Bowed bass, mandolin and banjo mingle with Fand’s mournful fiddle in the similarly rustic Appalachian gothic ballad Your New Life Now. Drummer Charles Burst gives the sad, lingering ballad Far Away a muted country backbeat: “Some people you can love up close, some from afar/The trick is knowing which they are,” Pittelman observes.

Third Time’s the Charm is an upbeat, pedal steel-fueled honkytonk number: “Fool me once, shame on you; fool me twice, shame on me” sets up the chorus. Then they bring it down with the mournful Queen of Denial.

When People Show You Who They Are is a subdued, downcast, hypnotic folk-pop tune in Americana disguise. The group mash up electric Neil Young with tinges of oldschool soul in It Ain’t Me, then quietly shuffle through the melancholy Something True, with tantalizingly brief mandolin and fiddle solos. They close the album with a love ballad, You’re My Country Music. It’s inspiring to see a genuine New York original taking her sound and her songwriting to the next level.

A Diverse, Smartly Lyrical New Album and a Fort Greene Release Show From Karen & the Sorrows

Karen & the Sorrows are one of New York’s most most individualistic Americana bands. For those who might think that’s like being the best cumbia band in Iceland, keep in mind that Americana, hip-hop and reggaeton are this city’s default styles of music right now. The band’s brooding first album traced the narrative of a ghost story from lead guitarist Elana Redfield’s native New Hampshire. Their new one, The Narrow Place – streaming at their music page – also covers a lot of dark territory, but it’s a lot more eclectic. It’s inspiring to see how much the group has grown musically. They’re wrapping up their current US tour, with an album release show at 10 PM on Sept 22 at C’Mon Everybody; cover is $10.

Drummer Tami Johnson keeps a stark, practically hypnotic beat as the album’s first track, Back Down to the Dirt gets underway: frontwoman/guitarist Karen Pittelman’s wary, soaring voice delivers an aphoristic, metaphorically-charged cautionary tale. Producer Charles Burst plays bass; on the rest of the album, Gerard Kouwenhoven keeps the four-string groove going.

Redfield’s pedal steel mingles with Julia Read’s fiddle behind Pittleman’s precise, chirpy vocals in Can’t Miss What You Never Had. a moody tale of 99-percenter longing for something better.

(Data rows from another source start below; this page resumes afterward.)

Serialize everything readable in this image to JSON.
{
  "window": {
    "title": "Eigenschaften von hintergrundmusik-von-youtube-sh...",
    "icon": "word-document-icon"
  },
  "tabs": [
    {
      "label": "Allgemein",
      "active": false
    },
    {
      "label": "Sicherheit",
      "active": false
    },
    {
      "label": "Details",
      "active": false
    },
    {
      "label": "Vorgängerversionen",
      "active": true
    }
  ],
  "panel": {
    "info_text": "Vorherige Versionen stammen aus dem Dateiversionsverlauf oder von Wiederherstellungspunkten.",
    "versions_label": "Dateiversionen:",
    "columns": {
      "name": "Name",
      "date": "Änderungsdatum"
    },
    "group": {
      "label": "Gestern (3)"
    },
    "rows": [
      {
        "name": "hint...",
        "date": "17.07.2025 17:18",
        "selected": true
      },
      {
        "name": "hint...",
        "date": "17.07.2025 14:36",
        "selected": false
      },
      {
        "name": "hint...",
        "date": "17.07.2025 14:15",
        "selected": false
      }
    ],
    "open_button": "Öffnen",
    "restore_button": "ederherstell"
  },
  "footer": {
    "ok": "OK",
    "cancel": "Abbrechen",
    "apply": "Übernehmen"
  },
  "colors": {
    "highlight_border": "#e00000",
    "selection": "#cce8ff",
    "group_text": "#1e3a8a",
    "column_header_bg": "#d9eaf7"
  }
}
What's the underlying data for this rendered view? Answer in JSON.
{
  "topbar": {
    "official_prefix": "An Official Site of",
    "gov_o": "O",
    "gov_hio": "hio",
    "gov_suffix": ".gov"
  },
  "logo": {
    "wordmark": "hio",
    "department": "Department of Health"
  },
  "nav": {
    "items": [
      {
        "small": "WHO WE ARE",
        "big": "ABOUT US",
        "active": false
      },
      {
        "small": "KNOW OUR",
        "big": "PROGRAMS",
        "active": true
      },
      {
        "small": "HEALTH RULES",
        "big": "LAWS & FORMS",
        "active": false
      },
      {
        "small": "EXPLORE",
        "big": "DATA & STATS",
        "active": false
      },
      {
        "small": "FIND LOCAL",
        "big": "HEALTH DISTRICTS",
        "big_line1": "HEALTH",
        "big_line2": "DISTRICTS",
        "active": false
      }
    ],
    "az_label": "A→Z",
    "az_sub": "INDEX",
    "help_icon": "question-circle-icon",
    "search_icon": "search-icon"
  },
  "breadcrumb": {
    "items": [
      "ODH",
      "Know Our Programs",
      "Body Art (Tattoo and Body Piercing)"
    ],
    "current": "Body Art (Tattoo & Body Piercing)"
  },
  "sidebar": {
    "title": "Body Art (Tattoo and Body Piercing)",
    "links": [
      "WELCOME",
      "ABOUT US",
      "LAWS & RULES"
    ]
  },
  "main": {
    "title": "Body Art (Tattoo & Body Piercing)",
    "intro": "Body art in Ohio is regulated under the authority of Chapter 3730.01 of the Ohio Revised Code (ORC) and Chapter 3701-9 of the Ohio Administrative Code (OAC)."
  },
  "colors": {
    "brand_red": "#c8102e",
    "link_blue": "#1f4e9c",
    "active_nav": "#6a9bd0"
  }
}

The Wire is an ominously swaying noir Americana rock anthem that brings to mind the Walkabouts: “J.B. Flatt” supplies the funereal Hammond organ behind Redfield’s resonantly edgy guitar lines.

Pittelman’s bittersweet vocals bring to mind Amy Allison in the brisk, backbeat-driven Nowhere:

All these bones
On the other shore
How my sister sang
But I don’t sing no more

Take Me for a Ride is a big, aching, seductive rocker: “Here comes my girl in a flatbed Ford…let me take you out on the town, don’t care what those folks say,” Pittelman insists. Then she makes it clear that “I”m just the man who loves you” in the brisk highway rock number after that.

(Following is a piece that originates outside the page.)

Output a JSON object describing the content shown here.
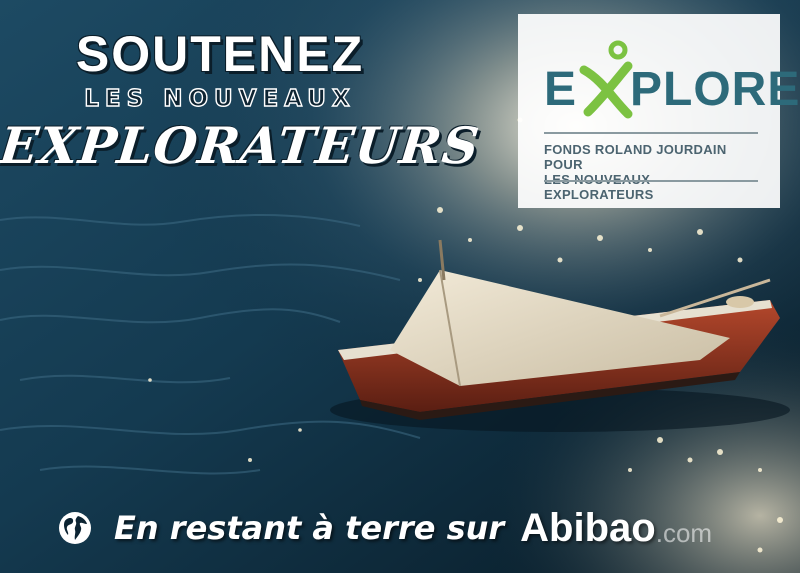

In The Price of the Ticket, Pittelman draws inspiration from James Baldwin’s assertion that artists should always reevaluate their work. It’s a bitter but resolute anthem for anyone who’s had to make a break with the past:

Write your notes back to home
In an alphabet they can’t read
Save your change for the phone
But no line could ever reach back

The album’s best and most allusively political song is the southwestern gothic-tinged Walk Through the Desert:

When they write what has happened here
It will seem so clear,
Like they knew
All that loss, all the haze and fear
It will disappear like the truth

The band go back to the country for the sad breakup ballad Do It For Myself. I Was Just Your Fool stomps along with some bitter theatrical imagery. The album winds up with Everything We Had, an unexpectedly welcome southern soul number.

Apropos of changing gender roles, isn’t it funny how the typical chick role in this band, i.e. the bass player, is a dude, while the women in the group play the rhythm guitar, lead guitar and drums? Maybe we’ve finally smashed the glass ceiling in music…or we’re just going back to an earlier era when groups like the Carter Family – or bands in villages across the world – divided up responsibilities among whoever was available to play regardless of who had the Y chromosomes.